Pourquoi tourner un film à l’iPhone ? Une toute autre façon de faire du cinéma

La première question à se poser lorsqu’un film est tourné avec un iPhone est : pourquoi ? Les motivations peuvent être diverses et vont d’un spectre artistique jusqu’à la praticité, de l’effet et de l’atmosphère que l’on souhaite évoquer aux ressources économiques de la production et des cinéastes. Pour le réalisateur Danny Boyle, ce n’était certainement pas une question de budget. Bien que le film n’ait pas été tourné avec un investissement comparable à celui des grands blockbusters hollywoodiens, son 28 ans plus tard, suite de 28 jours plus tard (2002) et 28 semaines plus tard (2007), et prélude à une nouvelle trilogie, bénéficiait d’un financement considérable. Une somme comprise entre 60 et 75 millions de dollars permettant à l’œuvre avec Aaron Taylor-Johnson et Jodie Comer d’avancer - et courir, vu les zombies - dignement sur ses propres jambes. Pourtant, Boyle a choisi d’utiliser des iPhone 15 Pro Max pour certaines scènes de son film d’horreur post-apocalyptique, en remplacement des outils classiques, ce qui a permis une expérimentation libre et créative ayant défini l’esthétique du film. Il ne s’agissait pas seulement d’un choix esthétique, mais aussi d’un souci et d’une attention portés à l’environnement, ainsi que de la volonté de donner une véritable liberté aux interprètes.

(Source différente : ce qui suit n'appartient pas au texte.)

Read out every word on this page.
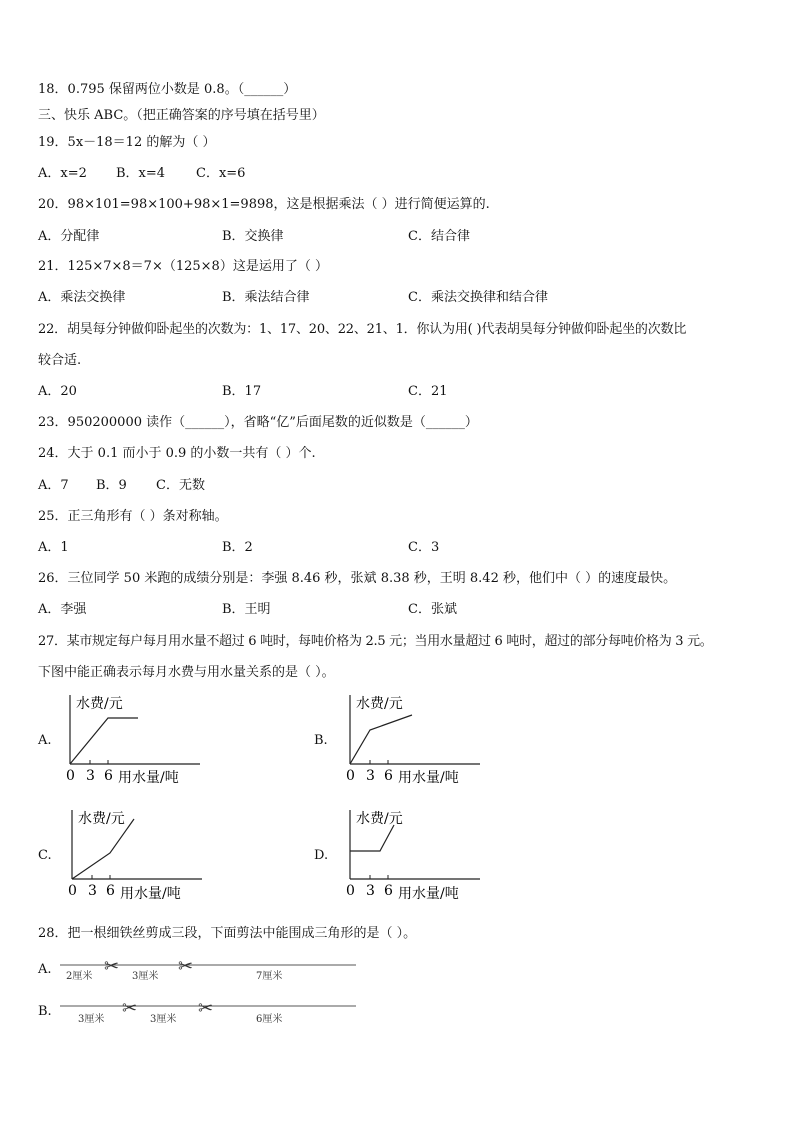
18．0.795 保留两位小数是 0.8。（______）
三、快乐 ABC。（把正确答案的序号填在括号里）
19．5x－18＝12 的解为（ ）
A．x=2 B．x=4 C．x=6
20．98×101=98×100+98×1=9898，这是根据乘法（ ）进行简便运算的.
A．分配律	B．交换律	C．结合律
21．125×7×8＝7×（125×8）这是运用了（ ）
A．乘法交换律	B．乘法结合律	C．乘法交换律和结合律
22．胡昊每分钟做仰卧起坐的次数为：1、17、20、22、21、1．你认为用( )代表胡昊每分钟做仰卧起坐的次数比
较合适.
A．20	B．17	C．21
23．950200000 读作（______），省略“亿”后面尾数的近似数是（______）
24．大于 0.1 而小于 0.9 的小数一共有（ ）个.
A．7 B．9 C．无数
25．正三角形有（ ）条对称轴。
A．1	B．2	C．3
26．三位同学 50 米跑的成绩分别是：李强 8.46 秒，张斌 8.38 秒，王明 8.42 秒，他们中（ ）的速度最快。
A．李强	B．王明	C．张斌
27．某市规定每户每月用水量不超过 6 吨时，每吨价格为 2.5 元；当用水量超过 6 吨时，超过的部分每吨价格为 3 元。
下图中能正确表示每月水费与用水量关系的是（ ）。
A.
水费/元
0 3 6 用水量/吨
B.
水费/元
0 3 6 用水量/吨
C.
水费/元
0 3 6 用水量/吨
D.
水费/元
0 3 6 用水量/吨
28．把一根细铁丝剪成三段，下面剪法中能围成三角形的是（ ）。
A.	✂	✂
2厘米	3厘米	7厘米
B.	✂	✂
3厘米	3厘米	6厘米
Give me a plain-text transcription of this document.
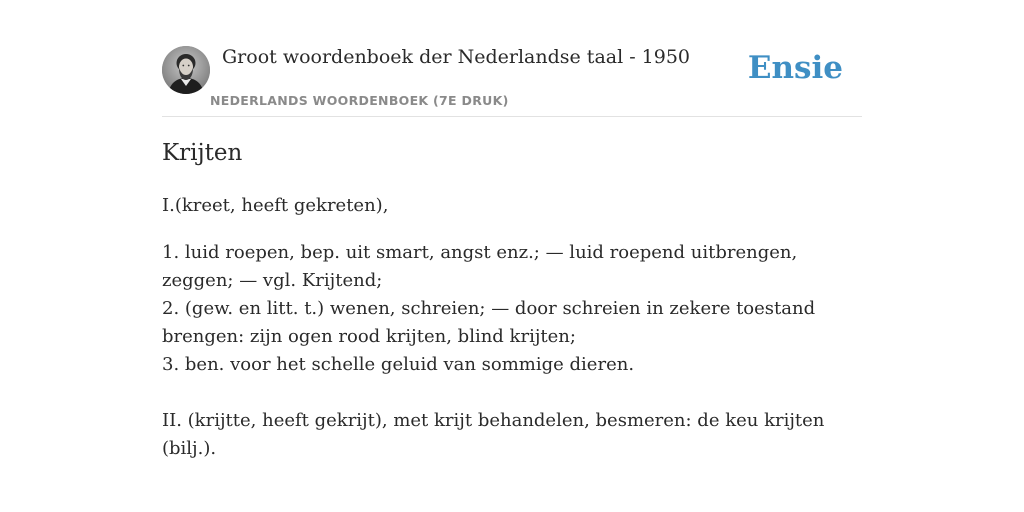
Groot woordenboek der Nederlandse taal - 1950
NEDERLANDS WOORDENBOEK (7E DRUK)
Ensie
Krijten

I.(kreet, heeft gekreten),

1. luid roepen, bep. uit smart, angst enz.; — luid roepend uitbrengen, zeggen; — vgl. Krijtend;
2. (gew. en litt. t.) wenen, schreien; — door schreien in zekere toestand brengen: zijn ogen rood krijten, blind krijten;
3. ben. voor het schelle geluid van sommige dieren.
II. (krijtte, heeft gekrijt), met krijt behandelen, besmeren: de keu krijten (bilj.).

Pour le réalisateur britannique, donc, l’usage des iPhone avait le double objectif de ne pas altérer la nature verdoyante dans laquelle évoluent les personnages - des drones ont également été utilisés - et de donner un sentiment d’agilité lié autant aux mouvements des acteurs qu’à la mise en scène elle-même. Un résultat enthousiasmant qui contribue à l’esprit punk d’une œuvre réalisée par un cinéaste en activité depuis plus de trente ans, qui, en plus de démontrer l’aptitude de Danny Boyle à la recherche et aux prises de risques artistiques, confirme que pour faire du cinéma - du vrai cinéma - aujourd’hui plus qu’hier, les solutions sont à portée de main. Cette découverte avait révolutionné l’industrie cinématographique au tournant des années deux mille, lorsque, à partir des années 90, les caméras légères et numériques ont remplacé la lourdeur - tant en encombrement qu’en coût - des caméras traditionnelles, permettant à chacun de concevoir et tourner son propre film à moindre coût, et de découvrir une esthétique totalement nouvelle. L’étape suivante a été l’arrivée des smartphones.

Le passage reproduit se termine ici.